Brian McGilloway is invisible, and that is a rare talent for a writer. There are writers, many of whose work I love, who sacrifice plot for beautifully constructed passages that warrant re-reading for the pleasure of the words; there are others for whom plot is everything and who sell millions of copies despite clunky, painfully overwrought writing. McGilloway is a storyteller who, over the course of several novels, has consistently delivered entertaining, densely plotted crime stories which simultaneously comment on current affairs, particularly post-Troubles Northern Ireland life; all without such comment getting in the way of the story. He never preaches – there are enough preachers in Northern Ireland – but, while his stories flow in a way that almost makes you forget you are reading, McGilloway is also holding up a mirror to some of the events and people still holding the country back.

‘Bad Blood’ is set in the week leading up to the Brexit referendum. The discovery of the badly beaten body of a young gay man brings DS Lucy Black into contact with a community full of suspicion and intolerance – not just the sectarianism so long prevalent in Northern Ireland society but also prejudice against homosexuals and immigrants, prejudice stirred up by firebrand preachers and ex-paramilitary community ‘leaders’.

“In Northern Ireland, you can’t have your cake at all if you’re gay…”

McGilloway’s characters are fully realised. They may have stereotypical views but there are no stereotypes. The loyalist leaders, feuding among themselves, may garner little sympathy but McGilloway captures perfectly the very real concerns in the working-class estates that keeps such figures in positions of influence. “I see the end of our culture”, says the preacher. “We’re not allowed to march. We’re not allowed to fly our flag…. This peace dividend? They never told us it was for the middle classes only. They never said that the poor would stay poor.”

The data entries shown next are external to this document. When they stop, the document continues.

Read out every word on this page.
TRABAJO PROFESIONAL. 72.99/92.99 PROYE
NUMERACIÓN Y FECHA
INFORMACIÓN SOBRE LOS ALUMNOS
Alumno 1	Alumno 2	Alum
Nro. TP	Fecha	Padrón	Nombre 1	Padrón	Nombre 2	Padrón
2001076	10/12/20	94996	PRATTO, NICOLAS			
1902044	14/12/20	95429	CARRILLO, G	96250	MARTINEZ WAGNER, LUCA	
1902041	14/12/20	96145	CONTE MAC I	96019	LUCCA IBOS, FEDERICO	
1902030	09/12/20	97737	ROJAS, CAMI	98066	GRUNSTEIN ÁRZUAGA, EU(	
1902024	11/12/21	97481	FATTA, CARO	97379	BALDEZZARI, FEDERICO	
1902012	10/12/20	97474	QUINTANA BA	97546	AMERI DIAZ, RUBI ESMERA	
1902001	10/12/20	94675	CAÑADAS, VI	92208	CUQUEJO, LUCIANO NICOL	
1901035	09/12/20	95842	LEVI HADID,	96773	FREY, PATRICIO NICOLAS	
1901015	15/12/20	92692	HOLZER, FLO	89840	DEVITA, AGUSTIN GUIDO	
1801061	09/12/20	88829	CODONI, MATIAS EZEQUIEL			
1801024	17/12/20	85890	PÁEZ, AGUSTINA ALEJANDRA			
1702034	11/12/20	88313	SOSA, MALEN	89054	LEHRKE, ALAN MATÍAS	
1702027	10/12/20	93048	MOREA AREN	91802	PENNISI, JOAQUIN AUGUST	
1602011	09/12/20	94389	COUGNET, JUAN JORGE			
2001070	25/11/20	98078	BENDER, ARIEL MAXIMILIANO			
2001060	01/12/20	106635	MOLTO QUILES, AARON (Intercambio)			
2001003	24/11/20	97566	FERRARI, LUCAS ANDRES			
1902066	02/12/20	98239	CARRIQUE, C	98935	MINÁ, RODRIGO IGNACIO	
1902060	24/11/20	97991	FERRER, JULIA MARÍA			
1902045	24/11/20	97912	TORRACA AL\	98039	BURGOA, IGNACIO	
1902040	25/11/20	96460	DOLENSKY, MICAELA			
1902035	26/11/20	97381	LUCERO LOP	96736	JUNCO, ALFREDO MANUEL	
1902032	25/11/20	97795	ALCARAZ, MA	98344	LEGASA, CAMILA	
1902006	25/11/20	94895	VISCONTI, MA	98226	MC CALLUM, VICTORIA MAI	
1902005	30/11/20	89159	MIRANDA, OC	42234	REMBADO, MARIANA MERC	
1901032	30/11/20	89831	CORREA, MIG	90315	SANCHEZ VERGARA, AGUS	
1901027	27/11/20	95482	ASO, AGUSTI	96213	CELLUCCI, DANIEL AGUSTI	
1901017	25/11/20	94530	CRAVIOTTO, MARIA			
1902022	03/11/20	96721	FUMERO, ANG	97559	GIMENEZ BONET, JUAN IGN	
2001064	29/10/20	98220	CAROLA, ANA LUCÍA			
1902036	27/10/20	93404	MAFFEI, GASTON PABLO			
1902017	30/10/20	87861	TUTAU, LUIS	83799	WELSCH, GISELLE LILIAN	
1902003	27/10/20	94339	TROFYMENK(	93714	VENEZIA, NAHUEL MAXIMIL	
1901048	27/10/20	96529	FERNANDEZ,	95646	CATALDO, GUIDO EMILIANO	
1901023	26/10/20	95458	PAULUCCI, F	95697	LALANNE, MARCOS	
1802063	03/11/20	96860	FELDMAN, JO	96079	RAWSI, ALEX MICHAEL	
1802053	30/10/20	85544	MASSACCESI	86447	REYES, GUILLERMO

The threads running through ‘Bad Blood’ come straight from the headlines in a Northern Ireland where politicians are more concerned with arguing the right of a bakery to discriminate against gay people for ‘religious’ reasons than they are with forming an effective government; where paramilitary organisations drive out ‘foreign’ drug dealers only to protect their own monopolies; where dissenters are ‘six-packed’, shot in elbows, knees and ankles; where houses are daubed with anti-Roma slogans. Brian McGilloway handles these complex issues with a masterful touch, never making them the focus of the novel, rather informing a very good police procedural which can be read and enjoyed as just that. But, if the reader is prepared to dive deeper, the story is so much more rewarding.

‘Bad Blood’ will be published just three weeks before the day of the general election, an election informed by Brexit, an election which will likely lead to further division, perhaps particularly in the only part of the UK with a land border to the Europe we are currently divorcing…

Thanks to Corsair/Hachette and NetGalley for the advance review copy.